This week the company said it was restructuring its Custom Support Agreement program by adding streamlined pricing and extra benefits. The new options include problem resolution for the legacy product, distribution of security hotfixes for the most serious vulnerabilities, access to the existing database of security and nonsecurity hotfixes produced during the mainstream support phase and the ability to request hotfixes for new bugs.
In May 2004, Microsoft extended its product-support lifecycle from seven to 10 years, which pleased many administrators who had trouble migrating off of stalwart platforms such as Exchange Server 5.5 and Windows NT.
IT experts said they are glad for the additional support, but the idea is to avoid having platforms that fall into this category. "It's great that Microsoft is doing this, but we tend to build walls around older systems simply for the security issues," said Dale Maw, a regional IT director at Niagara Health System in St. Catharines, Ontario, Canada.
"My thought is, why not just upgrade," Maw added.

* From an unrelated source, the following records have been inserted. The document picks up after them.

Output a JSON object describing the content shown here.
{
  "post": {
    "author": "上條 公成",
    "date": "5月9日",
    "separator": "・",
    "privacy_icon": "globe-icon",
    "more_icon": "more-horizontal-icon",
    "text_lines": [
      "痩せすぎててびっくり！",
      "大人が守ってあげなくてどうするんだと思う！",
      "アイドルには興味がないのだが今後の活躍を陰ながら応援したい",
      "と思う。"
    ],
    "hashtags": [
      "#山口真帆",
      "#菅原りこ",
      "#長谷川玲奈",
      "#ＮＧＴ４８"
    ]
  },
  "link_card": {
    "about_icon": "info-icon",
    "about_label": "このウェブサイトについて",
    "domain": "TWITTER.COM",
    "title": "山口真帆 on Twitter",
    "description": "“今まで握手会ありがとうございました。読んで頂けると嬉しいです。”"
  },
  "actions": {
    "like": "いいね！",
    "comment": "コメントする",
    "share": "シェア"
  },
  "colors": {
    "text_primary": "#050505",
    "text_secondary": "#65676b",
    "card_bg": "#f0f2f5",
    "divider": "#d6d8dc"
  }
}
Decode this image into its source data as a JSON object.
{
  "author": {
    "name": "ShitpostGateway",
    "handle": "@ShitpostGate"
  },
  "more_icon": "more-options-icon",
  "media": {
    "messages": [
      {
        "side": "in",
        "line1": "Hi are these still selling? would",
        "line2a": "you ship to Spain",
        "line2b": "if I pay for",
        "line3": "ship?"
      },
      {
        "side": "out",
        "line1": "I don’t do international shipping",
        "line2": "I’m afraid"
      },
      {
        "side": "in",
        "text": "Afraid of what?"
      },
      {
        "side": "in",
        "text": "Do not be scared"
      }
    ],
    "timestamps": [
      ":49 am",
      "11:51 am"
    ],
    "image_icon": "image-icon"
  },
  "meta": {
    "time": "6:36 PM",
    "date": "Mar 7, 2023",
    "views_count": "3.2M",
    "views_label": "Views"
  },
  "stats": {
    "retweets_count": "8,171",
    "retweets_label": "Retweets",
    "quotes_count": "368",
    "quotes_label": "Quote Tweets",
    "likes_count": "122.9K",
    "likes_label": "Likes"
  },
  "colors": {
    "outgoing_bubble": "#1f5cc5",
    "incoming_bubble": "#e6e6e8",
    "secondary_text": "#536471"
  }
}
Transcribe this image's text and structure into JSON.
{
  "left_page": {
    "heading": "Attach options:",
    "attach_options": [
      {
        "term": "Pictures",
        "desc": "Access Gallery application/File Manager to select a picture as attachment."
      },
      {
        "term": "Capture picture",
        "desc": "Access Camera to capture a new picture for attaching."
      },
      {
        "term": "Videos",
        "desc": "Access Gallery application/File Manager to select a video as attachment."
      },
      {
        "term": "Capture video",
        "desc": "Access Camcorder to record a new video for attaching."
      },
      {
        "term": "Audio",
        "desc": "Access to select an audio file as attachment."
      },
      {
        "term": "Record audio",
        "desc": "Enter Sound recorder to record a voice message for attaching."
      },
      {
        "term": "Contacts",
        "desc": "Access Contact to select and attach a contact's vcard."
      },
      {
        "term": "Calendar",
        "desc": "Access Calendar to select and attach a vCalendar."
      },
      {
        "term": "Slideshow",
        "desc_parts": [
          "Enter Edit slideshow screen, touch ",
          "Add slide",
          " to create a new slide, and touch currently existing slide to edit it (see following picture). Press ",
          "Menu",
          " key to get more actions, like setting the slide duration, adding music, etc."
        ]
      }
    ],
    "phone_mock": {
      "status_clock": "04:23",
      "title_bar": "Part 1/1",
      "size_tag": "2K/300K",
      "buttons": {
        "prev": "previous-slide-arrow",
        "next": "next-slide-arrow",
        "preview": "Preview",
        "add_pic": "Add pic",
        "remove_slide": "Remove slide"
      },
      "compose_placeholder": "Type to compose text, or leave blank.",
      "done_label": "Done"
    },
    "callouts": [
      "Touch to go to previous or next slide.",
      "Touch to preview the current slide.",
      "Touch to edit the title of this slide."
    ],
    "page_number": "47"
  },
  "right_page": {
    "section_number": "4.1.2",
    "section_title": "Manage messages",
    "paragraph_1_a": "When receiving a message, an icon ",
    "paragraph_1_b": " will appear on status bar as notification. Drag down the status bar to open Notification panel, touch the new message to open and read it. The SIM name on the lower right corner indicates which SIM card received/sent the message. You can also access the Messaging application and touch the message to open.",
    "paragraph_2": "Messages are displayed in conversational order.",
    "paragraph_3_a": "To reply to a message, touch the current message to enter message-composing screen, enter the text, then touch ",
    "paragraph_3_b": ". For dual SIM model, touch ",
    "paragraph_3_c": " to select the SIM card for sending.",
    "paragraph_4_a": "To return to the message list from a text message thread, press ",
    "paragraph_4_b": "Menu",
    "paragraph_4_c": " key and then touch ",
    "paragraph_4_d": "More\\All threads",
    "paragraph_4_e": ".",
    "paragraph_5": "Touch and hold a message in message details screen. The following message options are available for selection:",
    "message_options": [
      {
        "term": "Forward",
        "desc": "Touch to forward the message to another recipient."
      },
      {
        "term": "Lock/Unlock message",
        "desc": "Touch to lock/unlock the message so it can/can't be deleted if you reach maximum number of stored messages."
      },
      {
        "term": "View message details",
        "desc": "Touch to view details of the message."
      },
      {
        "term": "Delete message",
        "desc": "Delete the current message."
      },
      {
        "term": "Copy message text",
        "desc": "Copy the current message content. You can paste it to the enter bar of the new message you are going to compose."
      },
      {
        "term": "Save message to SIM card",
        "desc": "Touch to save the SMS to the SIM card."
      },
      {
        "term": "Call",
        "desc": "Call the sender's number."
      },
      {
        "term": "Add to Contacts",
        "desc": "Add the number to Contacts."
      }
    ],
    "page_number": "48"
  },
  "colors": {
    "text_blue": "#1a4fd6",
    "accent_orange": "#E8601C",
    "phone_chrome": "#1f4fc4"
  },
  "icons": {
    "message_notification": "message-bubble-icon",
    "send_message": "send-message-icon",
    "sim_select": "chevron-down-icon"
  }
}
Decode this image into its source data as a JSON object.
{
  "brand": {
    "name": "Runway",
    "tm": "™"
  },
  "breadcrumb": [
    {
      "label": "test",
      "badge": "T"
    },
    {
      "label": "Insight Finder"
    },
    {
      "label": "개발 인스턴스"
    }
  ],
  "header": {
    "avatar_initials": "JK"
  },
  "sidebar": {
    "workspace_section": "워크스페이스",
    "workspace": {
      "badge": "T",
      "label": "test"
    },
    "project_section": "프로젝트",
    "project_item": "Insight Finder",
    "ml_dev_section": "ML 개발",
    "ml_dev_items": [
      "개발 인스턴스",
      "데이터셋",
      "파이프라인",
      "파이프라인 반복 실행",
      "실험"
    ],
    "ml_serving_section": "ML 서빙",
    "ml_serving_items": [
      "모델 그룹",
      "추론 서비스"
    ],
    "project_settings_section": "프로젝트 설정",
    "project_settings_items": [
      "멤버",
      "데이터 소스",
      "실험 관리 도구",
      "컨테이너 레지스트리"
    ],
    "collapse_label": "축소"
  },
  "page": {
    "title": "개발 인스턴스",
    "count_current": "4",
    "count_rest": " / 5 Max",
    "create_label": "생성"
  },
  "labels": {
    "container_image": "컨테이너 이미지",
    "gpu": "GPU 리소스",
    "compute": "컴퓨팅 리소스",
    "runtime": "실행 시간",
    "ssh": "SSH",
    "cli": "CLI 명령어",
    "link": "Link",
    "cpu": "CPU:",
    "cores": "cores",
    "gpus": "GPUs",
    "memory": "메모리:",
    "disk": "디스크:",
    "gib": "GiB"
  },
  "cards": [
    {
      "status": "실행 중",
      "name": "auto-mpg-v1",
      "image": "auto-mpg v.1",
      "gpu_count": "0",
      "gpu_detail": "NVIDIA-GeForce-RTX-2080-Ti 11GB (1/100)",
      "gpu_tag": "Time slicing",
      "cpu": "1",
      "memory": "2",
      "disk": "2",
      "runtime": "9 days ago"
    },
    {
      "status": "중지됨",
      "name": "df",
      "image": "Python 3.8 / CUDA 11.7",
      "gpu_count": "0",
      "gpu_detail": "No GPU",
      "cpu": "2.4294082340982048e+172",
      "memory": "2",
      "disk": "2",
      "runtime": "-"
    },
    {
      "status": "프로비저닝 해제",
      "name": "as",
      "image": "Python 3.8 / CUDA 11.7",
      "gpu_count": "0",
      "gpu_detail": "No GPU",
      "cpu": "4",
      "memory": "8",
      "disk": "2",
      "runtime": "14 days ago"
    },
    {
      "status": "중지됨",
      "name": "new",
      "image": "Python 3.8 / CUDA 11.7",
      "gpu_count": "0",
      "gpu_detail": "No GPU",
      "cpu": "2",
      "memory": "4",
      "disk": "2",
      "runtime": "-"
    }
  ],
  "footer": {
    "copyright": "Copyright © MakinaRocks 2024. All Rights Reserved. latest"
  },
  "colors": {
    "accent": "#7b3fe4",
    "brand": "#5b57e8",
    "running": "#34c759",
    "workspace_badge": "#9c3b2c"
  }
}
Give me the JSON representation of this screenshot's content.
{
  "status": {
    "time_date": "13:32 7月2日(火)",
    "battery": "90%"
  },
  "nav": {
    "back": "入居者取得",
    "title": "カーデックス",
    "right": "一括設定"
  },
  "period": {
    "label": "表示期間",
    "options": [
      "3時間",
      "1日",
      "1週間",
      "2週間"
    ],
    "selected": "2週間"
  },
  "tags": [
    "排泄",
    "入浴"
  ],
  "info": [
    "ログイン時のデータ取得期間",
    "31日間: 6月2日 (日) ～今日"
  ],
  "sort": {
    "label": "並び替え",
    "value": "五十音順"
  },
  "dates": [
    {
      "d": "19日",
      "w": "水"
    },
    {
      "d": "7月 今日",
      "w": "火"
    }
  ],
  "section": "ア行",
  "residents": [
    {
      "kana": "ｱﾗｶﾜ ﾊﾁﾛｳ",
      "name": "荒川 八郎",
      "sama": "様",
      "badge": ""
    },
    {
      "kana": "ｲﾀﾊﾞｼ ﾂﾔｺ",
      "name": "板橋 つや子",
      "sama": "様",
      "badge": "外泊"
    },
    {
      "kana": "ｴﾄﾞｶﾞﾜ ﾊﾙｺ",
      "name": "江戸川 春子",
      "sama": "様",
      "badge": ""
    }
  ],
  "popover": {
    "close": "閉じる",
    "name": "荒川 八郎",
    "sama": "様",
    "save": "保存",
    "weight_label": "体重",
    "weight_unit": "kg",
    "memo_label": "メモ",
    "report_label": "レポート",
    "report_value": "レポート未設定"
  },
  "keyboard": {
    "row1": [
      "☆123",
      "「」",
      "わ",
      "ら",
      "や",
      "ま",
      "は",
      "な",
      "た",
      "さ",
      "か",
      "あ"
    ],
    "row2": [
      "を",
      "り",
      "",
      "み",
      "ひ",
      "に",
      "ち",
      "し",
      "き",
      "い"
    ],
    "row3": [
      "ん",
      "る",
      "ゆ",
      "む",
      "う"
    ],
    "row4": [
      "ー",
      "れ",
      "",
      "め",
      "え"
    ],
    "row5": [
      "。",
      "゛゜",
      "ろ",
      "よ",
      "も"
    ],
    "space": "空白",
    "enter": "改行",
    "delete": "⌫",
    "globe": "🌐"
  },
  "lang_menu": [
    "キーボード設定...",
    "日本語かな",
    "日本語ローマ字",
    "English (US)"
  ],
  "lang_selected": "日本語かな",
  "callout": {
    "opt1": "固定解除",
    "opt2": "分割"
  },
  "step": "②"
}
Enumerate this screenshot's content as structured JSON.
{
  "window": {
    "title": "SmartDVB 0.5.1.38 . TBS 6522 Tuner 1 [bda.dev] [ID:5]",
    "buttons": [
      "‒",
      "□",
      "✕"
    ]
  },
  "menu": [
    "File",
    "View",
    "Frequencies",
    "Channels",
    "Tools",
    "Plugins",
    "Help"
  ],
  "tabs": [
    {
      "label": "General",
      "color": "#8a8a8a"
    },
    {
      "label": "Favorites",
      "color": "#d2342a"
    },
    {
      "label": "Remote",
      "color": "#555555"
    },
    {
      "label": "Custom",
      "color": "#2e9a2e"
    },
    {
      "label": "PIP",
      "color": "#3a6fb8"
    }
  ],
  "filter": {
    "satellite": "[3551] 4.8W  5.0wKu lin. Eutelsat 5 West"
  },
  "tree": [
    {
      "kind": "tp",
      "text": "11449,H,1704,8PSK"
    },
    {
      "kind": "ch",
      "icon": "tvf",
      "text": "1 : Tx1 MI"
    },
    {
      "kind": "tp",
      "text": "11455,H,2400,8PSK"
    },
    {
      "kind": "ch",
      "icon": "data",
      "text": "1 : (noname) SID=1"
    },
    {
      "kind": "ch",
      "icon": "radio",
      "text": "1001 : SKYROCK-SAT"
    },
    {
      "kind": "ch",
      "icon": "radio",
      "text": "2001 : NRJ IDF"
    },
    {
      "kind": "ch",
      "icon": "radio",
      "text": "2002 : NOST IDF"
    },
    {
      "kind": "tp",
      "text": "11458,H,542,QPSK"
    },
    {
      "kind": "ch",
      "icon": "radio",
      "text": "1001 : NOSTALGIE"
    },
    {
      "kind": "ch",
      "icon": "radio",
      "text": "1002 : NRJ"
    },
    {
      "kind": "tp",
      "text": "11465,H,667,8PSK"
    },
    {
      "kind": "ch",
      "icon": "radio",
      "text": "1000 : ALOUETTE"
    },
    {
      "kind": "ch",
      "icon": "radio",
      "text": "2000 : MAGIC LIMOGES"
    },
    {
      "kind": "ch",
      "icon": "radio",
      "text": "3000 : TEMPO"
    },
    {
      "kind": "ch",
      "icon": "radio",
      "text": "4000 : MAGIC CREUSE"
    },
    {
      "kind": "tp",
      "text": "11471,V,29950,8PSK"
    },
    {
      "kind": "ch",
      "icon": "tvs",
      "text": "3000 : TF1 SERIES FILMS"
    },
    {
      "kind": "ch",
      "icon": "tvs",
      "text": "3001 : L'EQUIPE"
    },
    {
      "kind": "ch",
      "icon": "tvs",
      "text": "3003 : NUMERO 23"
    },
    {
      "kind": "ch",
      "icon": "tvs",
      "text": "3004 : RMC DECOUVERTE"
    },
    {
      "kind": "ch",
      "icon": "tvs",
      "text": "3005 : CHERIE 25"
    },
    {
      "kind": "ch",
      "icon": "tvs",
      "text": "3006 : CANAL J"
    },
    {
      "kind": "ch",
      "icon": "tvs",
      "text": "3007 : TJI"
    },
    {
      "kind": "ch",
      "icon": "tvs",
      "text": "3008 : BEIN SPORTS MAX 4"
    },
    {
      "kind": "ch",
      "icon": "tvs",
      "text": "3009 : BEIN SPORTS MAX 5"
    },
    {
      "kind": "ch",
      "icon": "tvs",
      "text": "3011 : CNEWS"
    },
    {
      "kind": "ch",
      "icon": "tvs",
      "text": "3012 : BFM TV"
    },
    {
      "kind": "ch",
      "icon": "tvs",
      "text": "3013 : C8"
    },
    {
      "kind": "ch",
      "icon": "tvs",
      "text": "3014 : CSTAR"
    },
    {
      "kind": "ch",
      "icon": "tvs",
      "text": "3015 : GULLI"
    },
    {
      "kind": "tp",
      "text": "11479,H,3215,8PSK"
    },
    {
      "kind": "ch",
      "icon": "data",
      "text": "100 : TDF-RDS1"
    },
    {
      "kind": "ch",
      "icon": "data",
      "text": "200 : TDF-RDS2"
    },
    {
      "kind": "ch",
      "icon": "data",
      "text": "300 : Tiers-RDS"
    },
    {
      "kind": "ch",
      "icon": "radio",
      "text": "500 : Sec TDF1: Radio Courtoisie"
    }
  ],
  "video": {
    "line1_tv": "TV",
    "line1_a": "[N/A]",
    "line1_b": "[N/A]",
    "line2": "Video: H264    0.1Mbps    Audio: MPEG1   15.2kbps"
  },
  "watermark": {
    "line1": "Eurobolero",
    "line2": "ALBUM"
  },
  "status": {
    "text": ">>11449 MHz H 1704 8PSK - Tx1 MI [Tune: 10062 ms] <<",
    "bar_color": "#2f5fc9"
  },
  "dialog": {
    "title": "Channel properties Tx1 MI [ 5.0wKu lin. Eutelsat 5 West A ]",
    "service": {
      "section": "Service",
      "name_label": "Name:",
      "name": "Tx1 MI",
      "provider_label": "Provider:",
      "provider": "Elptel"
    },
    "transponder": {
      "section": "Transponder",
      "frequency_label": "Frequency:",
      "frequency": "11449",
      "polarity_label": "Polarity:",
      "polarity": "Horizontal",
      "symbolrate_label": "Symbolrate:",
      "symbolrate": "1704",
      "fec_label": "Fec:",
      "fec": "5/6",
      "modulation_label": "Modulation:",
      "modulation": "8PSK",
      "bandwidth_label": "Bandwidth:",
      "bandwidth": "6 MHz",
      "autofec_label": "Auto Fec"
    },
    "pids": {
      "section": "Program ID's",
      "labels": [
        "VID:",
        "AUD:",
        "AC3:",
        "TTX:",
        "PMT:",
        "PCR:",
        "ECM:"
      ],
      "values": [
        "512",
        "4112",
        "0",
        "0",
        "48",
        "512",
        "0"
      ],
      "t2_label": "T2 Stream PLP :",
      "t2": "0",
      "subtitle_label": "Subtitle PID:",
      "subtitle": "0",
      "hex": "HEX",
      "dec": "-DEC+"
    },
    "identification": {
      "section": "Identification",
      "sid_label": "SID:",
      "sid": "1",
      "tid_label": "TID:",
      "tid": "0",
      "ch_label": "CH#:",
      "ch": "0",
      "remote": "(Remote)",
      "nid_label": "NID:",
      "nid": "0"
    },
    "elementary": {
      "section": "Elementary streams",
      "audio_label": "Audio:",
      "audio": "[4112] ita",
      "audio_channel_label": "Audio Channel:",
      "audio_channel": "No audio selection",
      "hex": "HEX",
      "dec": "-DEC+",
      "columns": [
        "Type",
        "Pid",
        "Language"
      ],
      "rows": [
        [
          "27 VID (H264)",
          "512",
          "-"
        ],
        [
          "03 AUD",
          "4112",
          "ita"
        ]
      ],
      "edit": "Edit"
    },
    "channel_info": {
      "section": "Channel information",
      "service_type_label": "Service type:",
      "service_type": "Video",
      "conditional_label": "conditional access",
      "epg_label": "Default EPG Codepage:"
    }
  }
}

The custom support program can be valuable for a small subset of customers who need to stay on an older platform and are willing to pay the money, said Al Gillen, research vice president at IDC, the Framingham, Mass.-based market research firm.
"My guess is more people will be interested in the infrastructure-oriented layers," Gillen said. "They may want an old implementation of Exchange or SQL Server. But for some customers, maybe they need Office 97 [for example]. They don't want to be on something more current."